18. C'est, dès lors, sans méconnaître l'article 6, § 1, de la Convention de sauvegarde des droits de l'homme et des libertés fondamentales que la cour d'appel, ayant relevé que les reconnaissances et actes antérieurs au 11 septembre 2014, les actes des 1er, 2 et 3 août 2018, et les écrits et l'assignation du 9 avril 2015 ne constituaient pas des actes interruptifs de prescription de l'action en nullité de la cession des actions intervenue le 25 novembre 2013, en a déduit à bon droit que les demandes de ce chef étaient prescrites.

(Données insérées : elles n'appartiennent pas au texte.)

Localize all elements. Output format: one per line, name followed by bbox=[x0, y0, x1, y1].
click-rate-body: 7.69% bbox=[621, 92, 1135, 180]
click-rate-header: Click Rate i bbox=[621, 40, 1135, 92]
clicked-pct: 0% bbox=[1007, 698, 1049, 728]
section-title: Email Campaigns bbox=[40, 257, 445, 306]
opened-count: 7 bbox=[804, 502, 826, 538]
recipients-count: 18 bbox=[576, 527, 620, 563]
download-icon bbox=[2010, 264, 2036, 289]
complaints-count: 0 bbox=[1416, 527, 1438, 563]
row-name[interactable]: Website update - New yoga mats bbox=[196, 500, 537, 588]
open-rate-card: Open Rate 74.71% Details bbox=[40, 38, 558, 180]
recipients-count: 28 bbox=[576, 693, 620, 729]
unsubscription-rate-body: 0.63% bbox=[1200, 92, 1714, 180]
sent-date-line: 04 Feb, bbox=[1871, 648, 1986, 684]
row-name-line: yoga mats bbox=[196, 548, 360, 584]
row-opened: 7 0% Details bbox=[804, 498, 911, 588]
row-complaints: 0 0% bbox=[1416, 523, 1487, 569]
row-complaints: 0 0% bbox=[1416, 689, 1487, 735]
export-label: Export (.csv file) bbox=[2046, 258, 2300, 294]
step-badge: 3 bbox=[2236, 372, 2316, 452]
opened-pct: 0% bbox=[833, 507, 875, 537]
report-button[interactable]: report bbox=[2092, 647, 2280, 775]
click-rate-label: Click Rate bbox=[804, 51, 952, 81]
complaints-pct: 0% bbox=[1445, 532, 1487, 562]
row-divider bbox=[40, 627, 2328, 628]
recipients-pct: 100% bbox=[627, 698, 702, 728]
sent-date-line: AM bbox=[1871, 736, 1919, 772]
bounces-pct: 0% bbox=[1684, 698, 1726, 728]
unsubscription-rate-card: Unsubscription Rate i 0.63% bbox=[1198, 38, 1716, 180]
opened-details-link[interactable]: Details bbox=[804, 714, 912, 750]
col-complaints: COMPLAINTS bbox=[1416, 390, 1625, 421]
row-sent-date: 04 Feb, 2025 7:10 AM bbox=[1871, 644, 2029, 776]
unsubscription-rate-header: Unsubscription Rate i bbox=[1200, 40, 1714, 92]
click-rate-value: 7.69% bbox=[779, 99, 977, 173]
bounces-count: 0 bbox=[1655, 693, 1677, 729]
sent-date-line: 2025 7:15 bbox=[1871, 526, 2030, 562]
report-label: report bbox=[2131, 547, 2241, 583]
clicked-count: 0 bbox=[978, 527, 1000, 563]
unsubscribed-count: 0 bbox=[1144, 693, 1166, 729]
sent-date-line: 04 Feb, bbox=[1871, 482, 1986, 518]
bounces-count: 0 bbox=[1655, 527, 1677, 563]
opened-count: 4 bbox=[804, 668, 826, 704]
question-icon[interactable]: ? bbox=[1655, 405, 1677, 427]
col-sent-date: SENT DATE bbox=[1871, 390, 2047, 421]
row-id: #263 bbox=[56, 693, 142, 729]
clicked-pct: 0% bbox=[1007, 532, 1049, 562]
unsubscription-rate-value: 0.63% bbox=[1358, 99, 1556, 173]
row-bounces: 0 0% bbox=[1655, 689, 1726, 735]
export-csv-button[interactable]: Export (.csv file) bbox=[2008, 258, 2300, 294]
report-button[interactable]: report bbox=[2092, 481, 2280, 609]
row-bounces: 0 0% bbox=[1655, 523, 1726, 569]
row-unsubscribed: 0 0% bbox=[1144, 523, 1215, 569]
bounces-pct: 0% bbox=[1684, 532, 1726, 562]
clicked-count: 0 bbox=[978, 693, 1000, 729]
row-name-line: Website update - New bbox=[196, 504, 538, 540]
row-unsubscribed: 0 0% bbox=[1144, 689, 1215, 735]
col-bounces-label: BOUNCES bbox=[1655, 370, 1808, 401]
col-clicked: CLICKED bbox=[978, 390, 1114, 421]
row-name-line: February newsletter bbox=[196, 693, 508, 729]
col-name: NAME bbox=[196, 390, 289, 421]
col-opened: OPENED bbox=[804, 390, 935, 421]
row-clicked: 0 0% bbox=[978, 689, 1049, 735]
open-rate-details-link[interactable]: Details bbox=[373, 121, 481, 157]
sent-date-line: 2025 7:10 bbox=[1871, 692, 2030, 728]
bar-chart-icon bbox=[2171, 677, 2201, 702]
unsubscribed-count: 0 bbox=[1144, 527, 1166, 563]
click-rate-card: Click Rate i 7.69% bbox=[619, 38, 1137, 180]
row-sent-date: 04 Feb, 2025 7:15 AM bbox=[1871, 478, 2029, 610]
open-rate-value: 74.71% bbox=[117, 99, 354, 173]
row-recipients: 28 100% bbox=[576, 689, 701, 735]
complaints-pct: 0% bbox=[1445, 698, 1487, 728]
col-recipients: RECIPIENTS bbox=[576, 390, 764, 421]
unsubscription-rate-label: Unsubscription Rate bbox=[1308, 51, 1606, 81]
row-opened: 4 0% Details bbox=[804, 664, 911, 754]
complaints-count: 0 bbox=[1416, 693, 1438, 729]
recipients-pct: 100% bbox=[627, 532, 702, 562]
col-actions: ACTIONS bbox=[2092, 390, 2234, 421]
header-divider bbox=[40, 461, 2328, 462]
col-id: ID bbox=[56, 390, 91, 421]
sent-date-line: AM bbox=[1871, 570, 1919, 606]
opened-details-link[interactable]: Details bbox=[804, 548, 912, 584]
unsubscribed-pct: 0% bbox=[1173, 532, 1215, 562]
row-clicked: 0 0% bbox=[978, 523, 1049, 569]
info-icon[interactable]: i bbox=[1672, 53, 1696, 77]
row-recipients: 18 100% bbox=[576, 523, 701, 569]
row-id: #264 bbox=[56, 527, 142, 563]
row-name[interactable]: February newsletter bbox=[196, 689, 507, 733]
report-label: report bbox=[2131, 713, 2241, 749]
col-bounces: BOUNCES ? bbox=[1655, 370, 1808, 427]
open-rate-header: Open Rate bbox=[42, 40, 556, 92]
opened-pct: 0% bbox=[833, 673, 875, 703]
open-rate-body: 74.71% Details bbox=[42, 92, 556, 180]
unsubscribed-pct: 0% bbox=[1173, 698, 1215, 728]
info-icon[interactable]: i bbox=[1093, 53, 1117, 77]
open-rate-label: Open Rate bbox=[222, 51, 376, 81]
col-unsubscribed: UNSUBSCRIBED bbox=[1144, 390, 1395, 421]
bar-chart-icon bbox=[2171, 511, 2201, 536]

19. Le moyen n'est, dès lors, pas fondé.
PAR CES MOTIFS, la Cour :
REJETTE le pourvoi.
Condamne MM. [R], [D] et les sociétés Knight & [R] Management et GS BD aux dépens ;
En application de l'article 700 du code de procédure civile, rejette la demande formée par MM. [R], [D] et les sociétés Knight & [R] Management et GS BD et les condamne à payer à la société IT&M la somme globale de 3 000 euros et les condamne in solidum à payer à la société Inforama Limited, venant aux droits de la société PS Consulting la somme de 3 000 euros ;
Ainsi fait et jugé par la Cour de cassation, deuxième chambre civile, prononcé et signé par le président en l'audience publique du trois octobre deux mille vingt-quatre et signé par Mme Thomas, greffier de chambre qui a assisté au prononcé de l'arrêt.